Fourth Man. "Martina has never changed," remarks Met Coloratura Reri Grist, a longtime friend. "She is the same person whether she talks to royalty or the janitor." Perhaps that is because when she was a child in Harlem, her father sometimes had to eke out his income as a mechanical engineer by working as an apartment house superintendent. Her mother occasionally hired out as a domestic. Martina was bright enough to pass the entrance tests at a demanding but free special high school run by Manhattan's Hunter College. Later, she went through Hunter itself in three years, majoring in romance languages and singing on the side. Afterward she taught high school for a year, then worked as a case worker for the city welfare department.
In 1958 Arroyo entered and won the Metropolitan Opera Auditions, and a year later found herself back there singing the celestial--but offstage--voice in Don Carlo. Eventually she graduated, as she puts it, "to Valkyries, Rhinemaidens, and the fourth man on the left." In her free time, she followed the concert circuit in Europe, singing oratorios and lieder at $75 a night. "Once we hit 45 cities in 49 days," she recalls. "And every one of them seemed to begin with Bad. You know, Bad Ems, Bad this, Bad that." Her big break came one night in February 1965, back at the Met, when in the classical situation she was asked to go on for an ailing Birgit Nilsson in Aida. "No kidding, I was told 'This is the door, that's your father and that's the audience. Don't forget.' " Then somebody pushed her onstage. She knew the role from her Dusseldorf days, and when the Met turned the lights down on the final tomb scene, the audience rose as one in Arroyo's honor.
Today, no prima donna is busier singing, and shuttling back and forth across the globe, than Martina. Now 34, she is married to Emilio Poggioni, an Italian violist who plays with a chamber music group in Florence. Twin musical careers keep them continents apart much of the time. Once in an uncanny outburst of what might be called Italian-American ESP, they each grew lonely on the same night and decided to do something about it right away. Martina boarded a TWA flight for Rome. In Milan, Emilio booked into an Alitalia jet bound for Kennedy Airport. Next morning they were still oceans apart.
If Arroyo's career seems wedded indelibly to Italian opera, she manages to maintain an ingratiating attitude of verismo about it all. But the plots often give her the giggles. Last week her true love Ernani (Tenor Carlo Bergonzi) had to commit suicide in Act IV because of one of those fatuous operatic pledges he made in Act II. "Downright silly," says Arroyo.
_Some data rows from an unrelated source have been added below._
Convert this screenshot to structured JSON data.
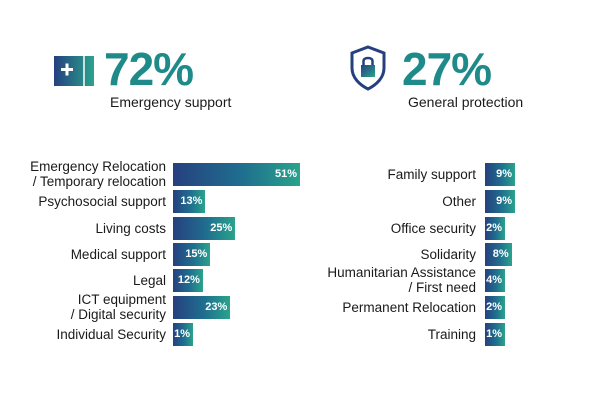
{
  "kpis": [
    {
      "value": "72%",
      "label": "Emergency support",
      "icon": "medical-kit-icon"
    },
    {
      "value": "27%",
      "label": "General protection",
      "icon": "shield-lock-icon"
    }
  ],
  "colors": {
    "teal": "#1f8a8a",
    "bar_start": "#26407f",
    "bar_end": "#2aa38c"
  },
  "chart_data": [
    {
      "type": "bar",
      "orientation": "horizontal",
      "categories": [
        "Emergency Relocation\n/ Temporary relocation",
        "Psychosocial support",
        "Living costs",
        "Medical support",
        "Legal",
        "ICT equipment\n/ Digital security",
        "Individual Security"
      ],
      "values": [
        51,
        13,
        25,
        15,
        12,
        23,
        1
      ],
      "value_labels": [
        "51%",
        "13%",
        "25%",
        "15%",
        "12%",
        "23%",
        "1%"
      ]
    },
    {
      "type": "bar",
      "orientation": "horizontal",
      "categories": [
        "Family support",
        "Other",
        "Office security",
        "Solidarity",
        "Humanitarian Assistance\n/ First need",
        "Permanent Relocation",
        "Training"
      ],
      "values": [
        9,
        9,
        2,
        8,
        4,
        2,
        1
      ],
      "value_labels": [
        "9%",
        "9%",
        "2%",
        "8%",
        "4%",
        "2%",
        "1%"
      ]
    }
  ]
}
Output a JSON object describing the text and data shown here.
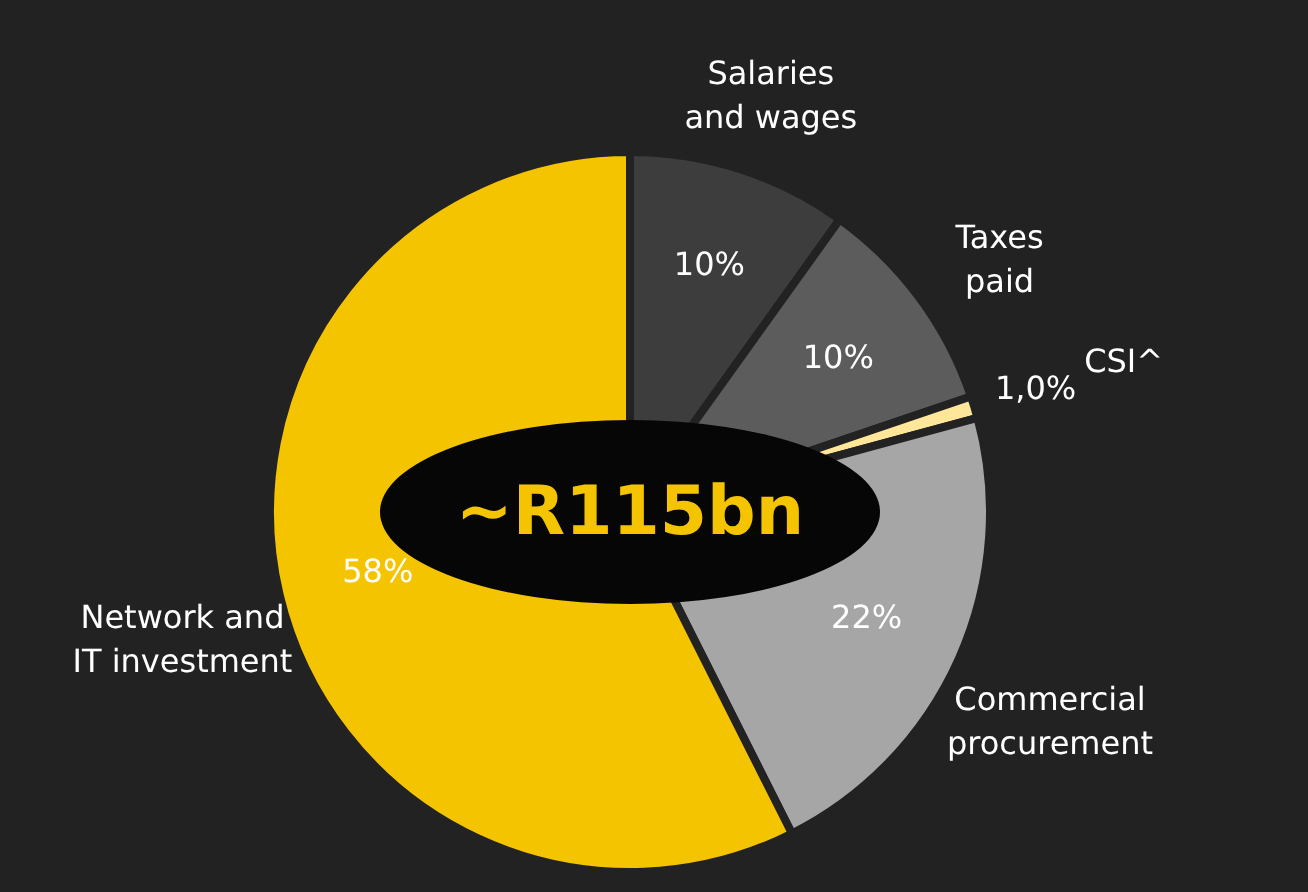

Still, her repertory (notably Aida, and Il Trovatore) does contain some glorious music, and it was with the same roles that the still unequaled Leontyne Price opened the doors at the Met for many a black sister: Grace Bumbry, Shirley Verrett, Reri Grist and, of course, Arroyo herself. "It is not easy to carry that sort of weight, and personally I would not want to do it," says Arroyo. "But Leontyne made it easier for us, and I hope we are making it easier for the next crowd."